Shaffer intervino nervioso para advertir:
—Un momento. ¿Se han dado cuenta de que en todo esto, el más perjudicado soy yo? Acepté la cláusula en virtud de la cual sus troncos deberían pasar por mi propiedad, pero más tarde ha surgido la necesidad del señor Blair y ahora surge la de Marsh. Esto no puede ser, porque un día se va a armar un jaleo tan extraño, que todos vamos a tener que sentir por esta causa.
—El río no es suyo —replicó Marsh.
—De acuerdo, pero sí me pertenece el uso sin restricciones de la parte que cruza mi propiedad. Si he de consentir que en ese trozo se amontone todo cuanto se puede lanzar a la corriente, entonces será de los demás más que mío.
—Se habló de un acuerdo —insistió Elmo Blair—, y ninguno podemos, aunque queramos, estar diariamente lanzando troncos al agua.
—Muy bien, pero sólo que coincidamos varias veces, es suficiente para que se produzcan perturbaciones. Un día puedo enfadarme y cerrar la bajada a todo tronco que descienda por el Eel.
—A todos no —advirtió suavemente Sanford—, los míos siempre tendrán derecho a pasar por allí.
—Según y cómo —repuso malhumorado Shaffer—. Usted dice que la cláusula no impone restricciones, pero tampoco dice que puede usar del río como si fuese suyo. La desembocadura me pertenece y dispondré de ella como guste de modo preferente.
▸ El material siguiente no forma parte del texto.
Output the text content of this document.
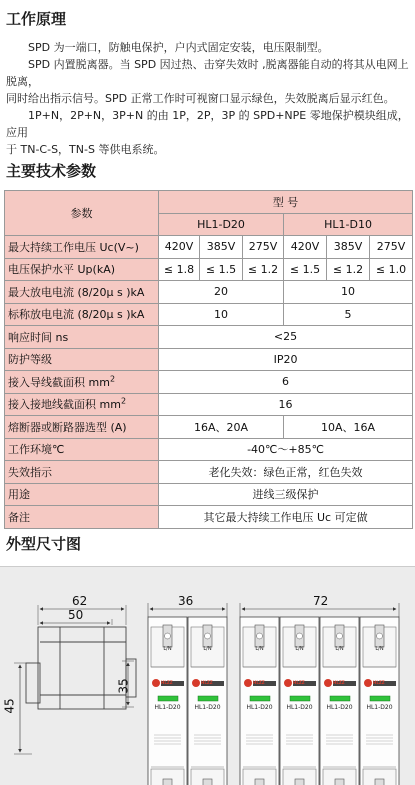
工作原理

SPD 为一端口，防触电保护，户内式固定安装，电压限制型。

SPD 内置脱离器。当 SPD 因过热、击穿失效时 ,脱离器能自动的将其从电网上脱离，

同时给出指示信号。SPD 正常工作时可视窗口显示绿色，失效脱离后显示红色。

1P+N，2P+N，3P+N 的由 1P，2P，3P 的 SPD+NPE 零地保护模块组成，应用

于 TN-C-S，TN-S 等供电系统。

主要技术参数
参数	型 号					
	HL1-D20			HL1-D10		
最大持续工作电压 Uc(V~)	420V	385V	275V	420V	385V	275V
电压保护水平 Up(kA)	≤ 1.8	≤ 1.5	≤ 1.2	≤ 1.5	≤ 1.2	≤ 1.0
最大放电电流 (8/20μ s )kA	20			10		
标称放电电流 (8/20μ s )kA	10			5		
响应时间 ns	<25					
防护等级	IP20					
接入导线截面积 $mm^2$	6					
接入接地线截面积 $mm^2$	16					
熔断器或断路器选型 (A)	16A、20A			10A、16A		
工作环境℃	-40℃～+85℃					
失效指示	老化失效：绿色正常，红色失效					
用途	进线三级保护					
备注	其它最大持续工作电压 Uc 可定做					
外型尺寸图
62
50
45
35
36	72
L/N	L/N	L/N	L/N	L/N	L/N
HLZZ	HLZZ	HLZZ	HLZZ	HLZZ	HLZZ
HL1-D20	HL1-D20	HL1-D20	HL1-D20	HL1-D20	HL1-D20
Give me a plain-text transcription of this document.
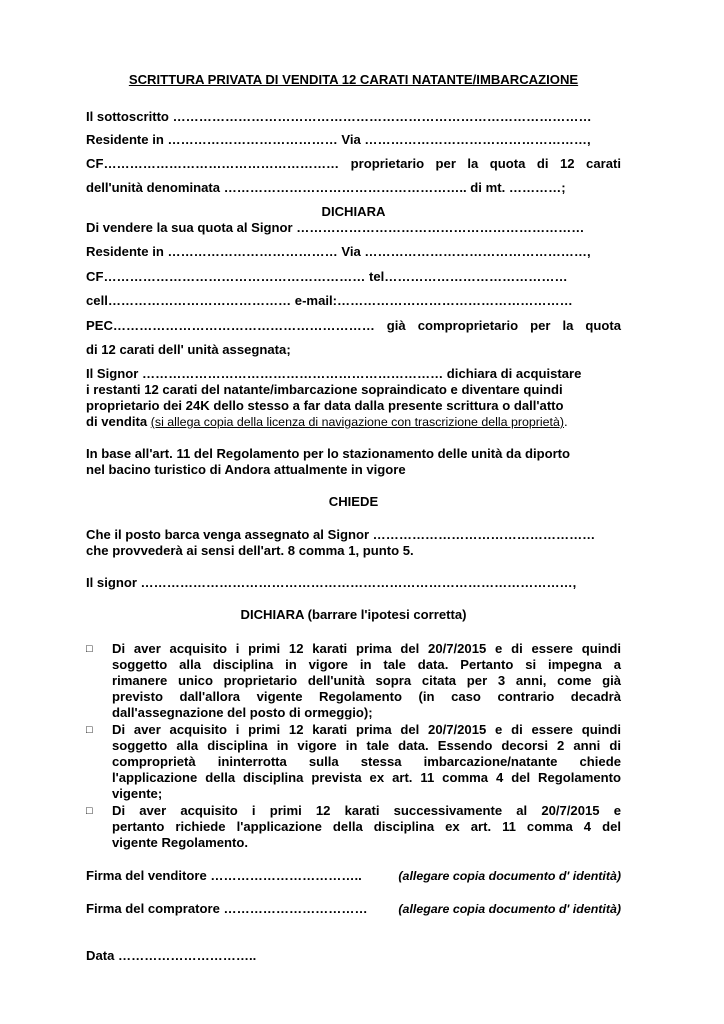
SCRITTURA PRIVATA DI VENDITA 12 CARATI NATANTE/IMBARCAZIONE
Il sottoscritto ……………………………………………………………………………………
Residente in ………………………………… Via ……………………………………………,
CF……………………………………………… proprietario per la quota di 12 carati
dell'unità denominata ……………………………………………….. di mt. …………;
DICHIARA
Di vendere la sua quota al Signor …………………………………………………………
Residente in ………………………………… Via ……………………………………………,
CF…………………………………………………… tel……………………………………
cell…………………………………… e-mail:………………………………………………
PEC…………………………………………………… già comproprietario per la quota
di 12 carati dell' unità assegnata;
Il Signor …………………………………………………………… dichiara di acquistare
i restanti 12 carati del natante/imbarcazione sopraindicato e diventare quindi
proprietario dei 24K dello stesso a far data dalla presente scrittura o dall'atto
di vendita (si allega copia della licenza di navigazione con trascrizione della proprietà).
In base all'art. 11 del Regolamento per lo stazionamento delle unità da diporto
nel bacino turistico di Andora attualmente in vigore
CHIEDE
Che il posto barca venga assegnato al Signor ……………………………………………
che provvederà ai sensi dell'art. 8 comma 1, punto 5.
Il signor ………………………………………………………………………………………,
DICHIARA (barrare l'ipotesi corretta)
□ Di aver acquisito i primi 12 karati prima del 20/7/2015 e di essere quindi
soggetto alla disciplina in vigore in tale data. Pertanto si impegna a
rimanere unico proprietario dell'unità sopra citata per 3 anni, come già
previsto dall'allora vigente Regolamento (in caso contrario decadrà
dall'assegnazione del posto di ormeggio);
□ Di aver acquisito i primi 12 karati prima del 20/7/2015 e di essere quindi
soggetto alla disciplina in vigore in tale data. Essendo decorsi 2 anni di
comproprietà ininterrotta sulla stessa imbarcazione/natante chiede
l'applicazione della disciplina prevista ex art. 11 comma 4 del Regolamento
vigente;
□ Di aver acquisito i primi 12 karati successivamente al 20/7/2015 e
pertanto richiede l'applicazione della disciplina ex art. 11 comma 4 del
vigente Regolamento.
Firma del venditore ……………………………..	(allegare copia documento d' identità)
Firma del compratore …………………………… (allegare copia documento d' identità)
Data …………………………..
Después, cuando yo no lo necesite, entonces usted podrá lanzar sus troncos si quiere.
Sanford, que no era hombre a quien se le vencía con amenazas sino con razonamientos, repuso de manera tajante:
—Creo que no es solución que usted pretenda tomar tales medidas. Yo le he avisado y le avisaré con días suficientes para que armonice sus necesidades con las mías. Espero que todos pongamos de nuestra parte lo necesario para evitar roces.
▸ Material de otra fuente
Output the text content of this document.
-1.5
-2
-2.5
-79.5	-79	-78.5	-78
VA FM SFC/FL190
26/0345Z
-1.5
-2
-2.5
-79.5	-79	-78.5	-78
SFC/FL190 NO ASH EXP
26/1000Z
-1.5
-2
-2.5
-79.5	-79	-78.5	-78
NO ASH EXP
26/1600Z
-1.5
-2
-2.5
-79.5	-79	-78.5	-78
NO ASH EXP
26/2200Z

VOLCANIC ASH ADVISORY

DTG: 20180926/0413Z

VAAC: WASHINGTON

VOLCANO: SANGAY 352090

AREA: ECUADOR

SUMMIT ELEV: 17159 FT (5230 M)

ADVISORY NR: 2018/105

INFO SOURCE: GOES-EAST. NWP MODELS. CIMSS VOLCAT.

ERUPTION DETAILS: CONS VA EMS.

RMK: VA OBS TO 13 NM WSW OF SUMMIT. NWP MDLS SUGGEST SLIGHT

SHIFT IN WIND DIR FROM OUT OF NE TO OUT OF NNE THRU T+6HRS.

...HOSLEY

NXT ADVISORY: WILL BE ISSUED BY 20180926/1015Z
Marsh, siempre obsesionado con su problema repuso:
—Como le duele, se queja por la herida y habla de concesiones y buena voluntad, pero no veo que sienta usted esa buena voluntad hacia los demás.
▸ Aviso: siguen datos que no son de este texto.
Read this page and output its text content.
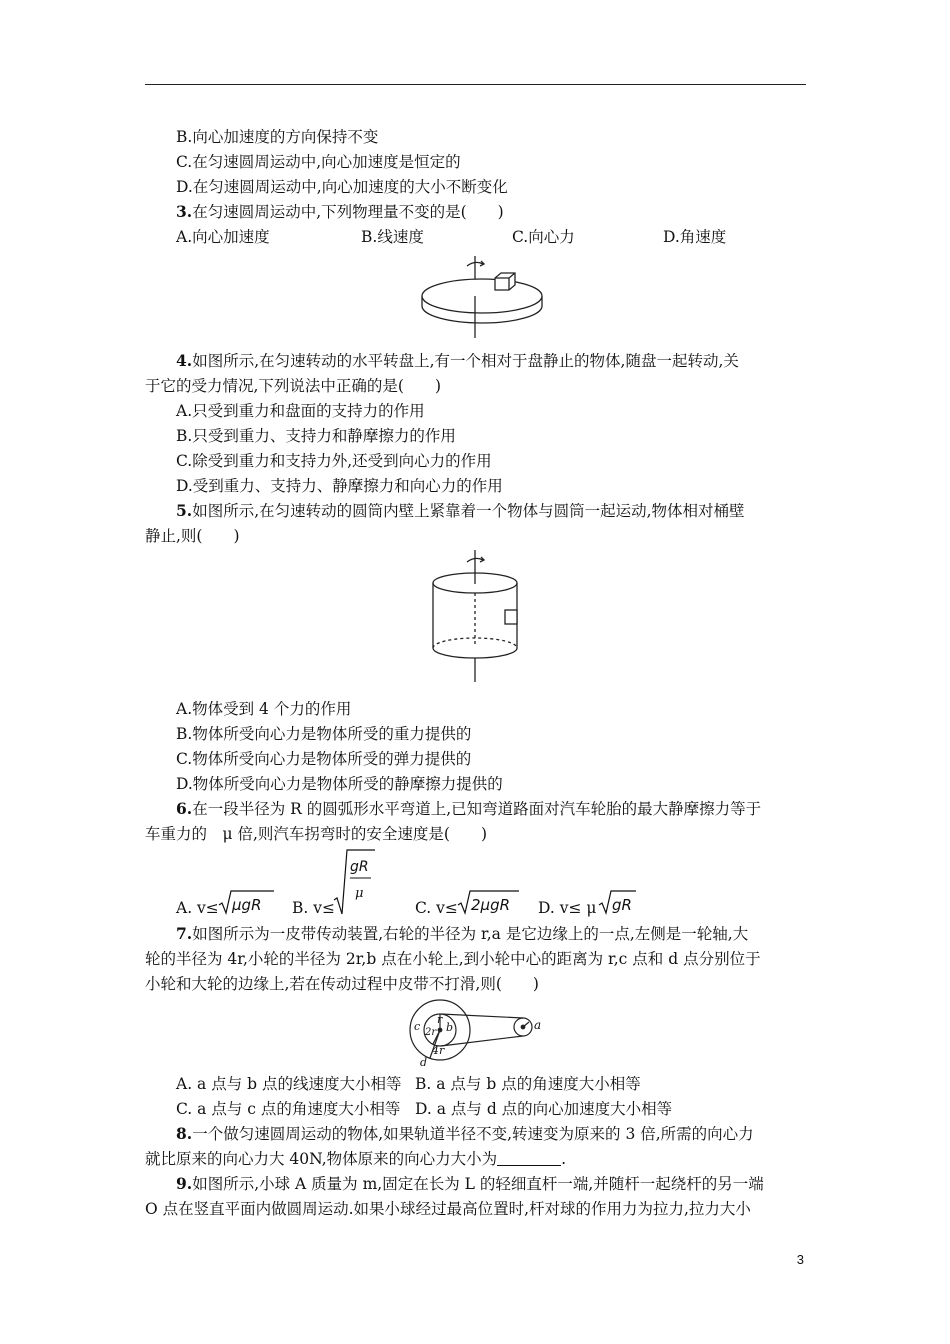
B.向心加速度的方向保持不变
C.在匀速圆周运动中,向心加速度是恒定的
D.在匀速圆周运动中,向心加速度的大小不断变化
3.在匀速圆周运动中,下列物理量不变的是(　　)
A.向心加速度	B.线速度	C.向心力	D.角速度
4.如图所示,在匀速转动的水平转盘上,有一个相对于盘静止的物体,随盘一起转动,关
于它的受力情况,下列说法中正确的是(　　)
A.只受到重力和盘面的支持力的作用
B.只受到重力、支持力和静摩擦力的作用
C.除受到重力和支持力外,还受到向心力的作用
D.受到重力、支持力、静摩擦力和向心力的作用
5.如图所示,在匀速转动的圆筒内壁上紧靠着一个物体与圆筒一起运动,物体相对桶壁
静止,则(　　)
A.物体受到 4 个力的作用
B.物体所受向心力是物体所受的重力提供的
C.物体所受向心力是物体所受的弹力提供的
D.物体所受向心力是物体所受的静摩擦力提供的
6.在一段半径为 R 的圆弧形水平弯道上,已知弯道路面对汽车轮胎的最大静摩擦力等于
车重力的　μ 倍,则汽车拐弯时的安全速度是(　　)
A. v≤ μgR B. v≤
gR
μ
C. v≤ 2μgR D. v≤ μ gR
7.如图所示为一皮带传动装置,右轮的半径为 r,a 是它边缘上的一点,左侧是一轮轴,大
轮的半径为 4r,小轮的半径为 2r,b 点在小轮上,到小轮中心的距离为 r,c 点和 d 点分别位于
小轮和大轮的边缘上,若在传动过程中皮带不打滑,则(　　)
c
r
b
2r
4r
d
a
A. a 点与 b 点的线速度大小相等 B. a 点与 b 点的角速度大小相等
C. a 点与 c 点的角速度大小相等 D. a 点与 d 点的向心加速度大小相等
8.一个做匀速圆周运动的物体,如果轨道半径不变,转速变为原来的 3 倍,所需的向心力
就比原来的向心力大 40N,物体原来的向心力大小为	.
9.如图所示,小球 A 质量为 m,固定在长为 L 的轻细直杆一端,并随杆一起绕杆的另一端
O 点在竖直平面内做圆周运动.如果小球经过最高位置时,杆对球的作用力为拉力,拉力大小
3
Sanford se revolvió nervioso:
—Estamos prolongando una conversación innecesaria. Si hablo de eso, lo hago exclusivamente con el señor Shaffer y en virtud de un acuerdo mutuo. De lo contrario, no soy hombre que me rebajo a suplicar cuando si he pedido un favor se me ha negado por las razones que sean. Por lo tanto, su asunto no me interesa, porque es un problema que se ha creado usted solo por impremeditación. Cada uno en su casa y Dios en la de todos, pues por lo que a mí respecta, no soy amigo de meterme en casa de otro, pero tampoco me gusta que se metan en la mía. Los cuatro tenemos un negocio similar y no se le puede pedir al vecino que nos dé facilidades graciosas para hacerle la competencia. Hay más madera que compradores y esto no facilita el sentimentalismo comercial. Que cada cual trate de defender lo suyo como pueda, pero a su costa y no con perjuicio del vecino. Por mi parte, si pudiera me quedaría con todo lo que merodea y me quedaría más tranquilo sin competidores. No puedo y me aguanto, pero de ahí no paso.
Y con aquella brusca afirmación dio por terminada la entrevista.